Of course you will push “feel” over content. It’s much cheaper to produce.

I am not sure that Anderson Cooper is not also part of ‘seeing their own faces’ as opposed to real issues and real debate.

We have all participated in the dessication of broadcast news.  One need only turn on the TV to see what has happened – and look in the White House to see the consequences of an ill informed electorate.

This was our fault.

Now along comes the web which has the potential to recreate and revitalize and redefine news.

We can take the web and just repurpose TV news on this new platform… or

or we can explore how to use this incredible new medium to really engage in a new kind of public discourse.

The only thing at stake here is our future. I think it is worth a shot.

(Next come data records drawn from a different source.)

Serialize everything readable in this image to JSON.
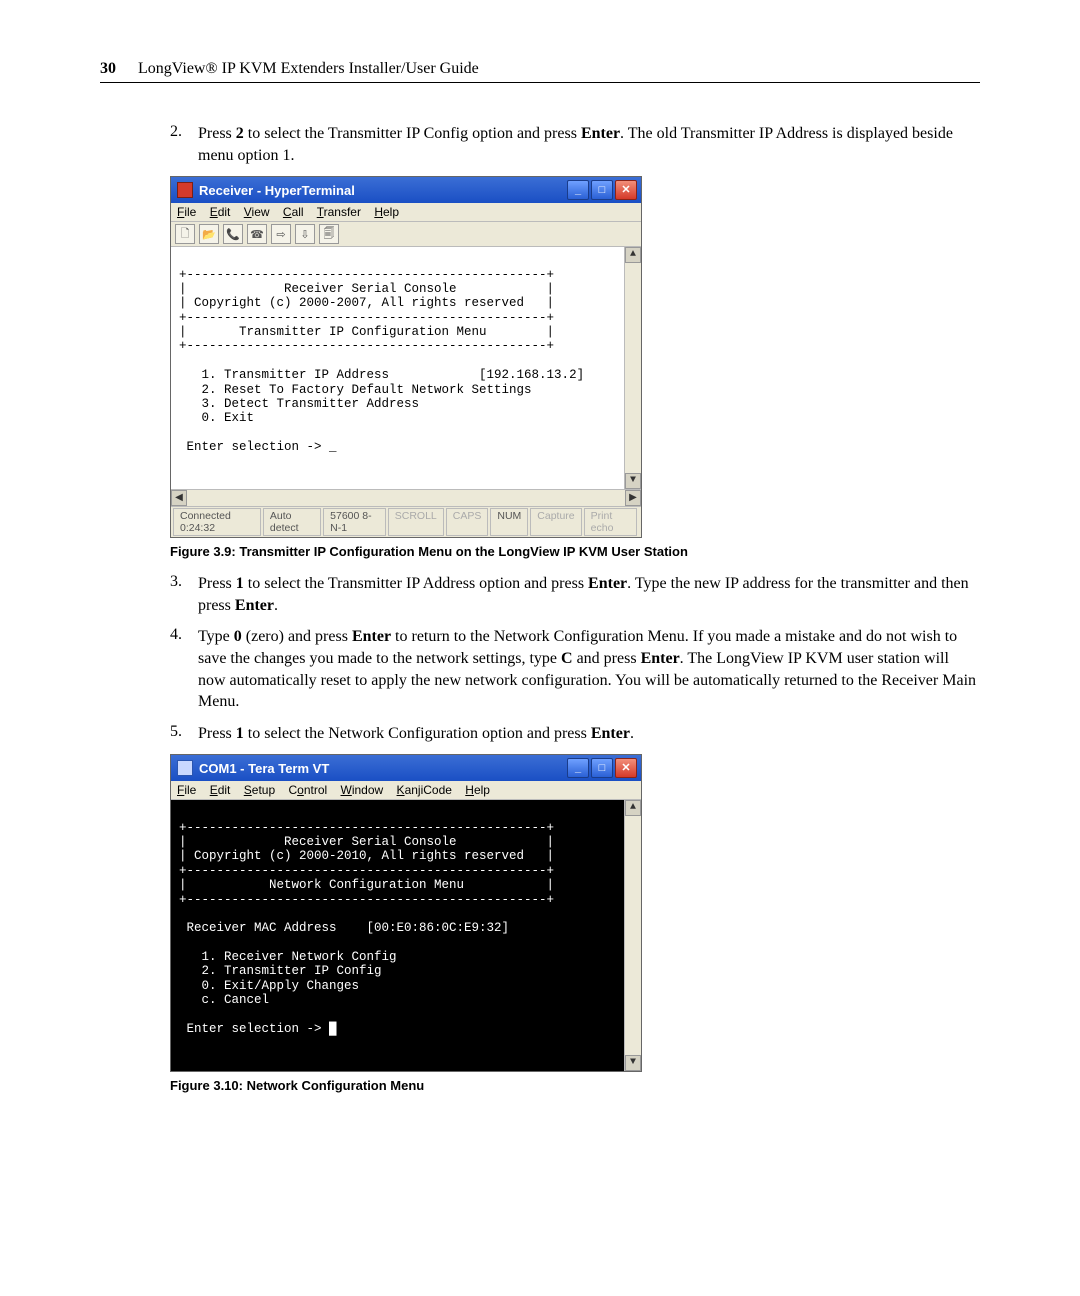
{
  "header": {
    "page_number": "30",
    "title": "LongView® IP KVM Extenders Installer/User Guide"
  },
  "steps_a": [
    {
      "num": "2.",
      "segments": [
        "Press ",
        "2",
        " to select the Transmitter IP Config option and press ",
        "Enter",
        ". The old Transmitter IP Address is displayed beside menu option 1."
      ]
    }
  ],
  "fig1": {
    "window_title": "Receiver - HyperTerminal",
    "menus": [
      "File",
      "Edit",
      "View",
      "Call",
      "Transfer",
      "Help"
    ],
    "toolbar_icons": [
      "new-doc-icon",
      "open-icon",
      "print-icon",
      "phone-icon",
      "disconnect-icon",
      "props-icon",
      "help-icon"
    ],
    "content_lines": [
      "+------------------------------------------------+",
      "|             Receiver Serial Console            |",
      "| Copyright (c) 2000-2007, All rights reserved   |",
      "+------------------------------------------------+",
      "|       Transmitter IP Configuration Menu        |",
      "+------------------------------------------------+",
      "",
      "   1. Transmitter IP Address            [192.168.13.2]",
      "   2. Reset To Factory Default Network Settings",
      "   3. Detect Transmitter Address",
      "   0. Exit",
      "",
      " Enter selection -> _"
    ],
    "status": {
      "connected": "Connected 0:24:32",
      "detect": "Auto detect",
      "baud": "57600 8-N-1",
      "scroll": "SCROLL",
      "caps": "CAPS",
      "num": "NUM",
      "capture": "Capture",
      "echo": "Print echo"
    },
    "caption": "Figure 3.9: Transmitter IP Configuration Menu on the LongView IP KVM User Station"
  },
  "steps_b": [
    {
      "num": "3.",
      "segments": [
        "Press ",
        "1",
        " to select the Transmitter IP Address option and press ",
        "Enter",
        ". Type the new IP address for the transmitter and then press ",
        "Enter",
        "."
      ]
    },
    {
      "num": "4.",
      "segments": [
        "Type ",
        "0",
        " (zero) and press ",
        "Enter",
        " to return to the Network Configuration Menu. If you made a mistake and do not wish to save the changes you made to the network settings, type ",
        "C",
        " and press ",
        "Enter",
        ". The LongView IP KVM user station will now automatically reset to apply the new network configuration. You will be automatically returned to the Receiver Main Menu."
      ]
    },
    {
      "num": "5.",
      "segments": [
        "Press ",
        "1",
        " to select the Network Configuration option and press ",
        "Enter",
        "."
      ]
    }
  ],
  "fig2": {
    "window_title": "COM1 - Tera Term VT",
    "menus": [
      "File",
      "Edit",
      "Setup",
      "Control",
      "Window",
      "KanjiCode",
      "Help"
    ],
    "content_lines": [
      "+------------------------------------------------+",
      "|             Receiver Serial Console            |",
      "| Copyright (c) 2000-2010, All rights reserved   |",
      "+------------------------------------------------+",
      "|           Network Configuration Menu           |",
      "+------------------------------------------------+",
      "",
      " Receiver MAC Address    [00:E0:86:0C:E9:32]",
      "",
      "   1. Receiver Network Config",
      "   2. Transmitter IP Config",
      "   0. Exit/Apply Changes",
      "   c. Cancel",
      "",
      " Enter selection -> █"
    ],
    "caption": "Figure 3.10: Network Configuration Menu"
  }
}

One response to “Debatable, part 2

  1. John Proffitt

    I was asked this week by a colleague whether I watched the CNN/YouTube debate. The assumption was that since I’m a “new media” guy I would be interested in seeing it. I was not and I did not see it.

    Why not watch?

    Because little soundbite answers to canned questions from self-serving media wannabes does not illuminate any of the issues. Just because the web is involved and it’s “new” and “edgy” doesn’t mean it’s good for the democracy. Add to that the false lens of CNN that twists the process to their own ends. We’ve turned over the democratic process to a for-profit corporation. How does all this make sense for us as a nation?

    A sustained multi-hour debate would actually get my attention for the very reason that it would (eventually) break through the soundbite artifice and force candidates to finally dig in and deal with issues and show their ideas without coaching.

    Anyway — a new model of public engagement and participation is needed. Video is likely to be a big component of that model for reasons cited on this blog before.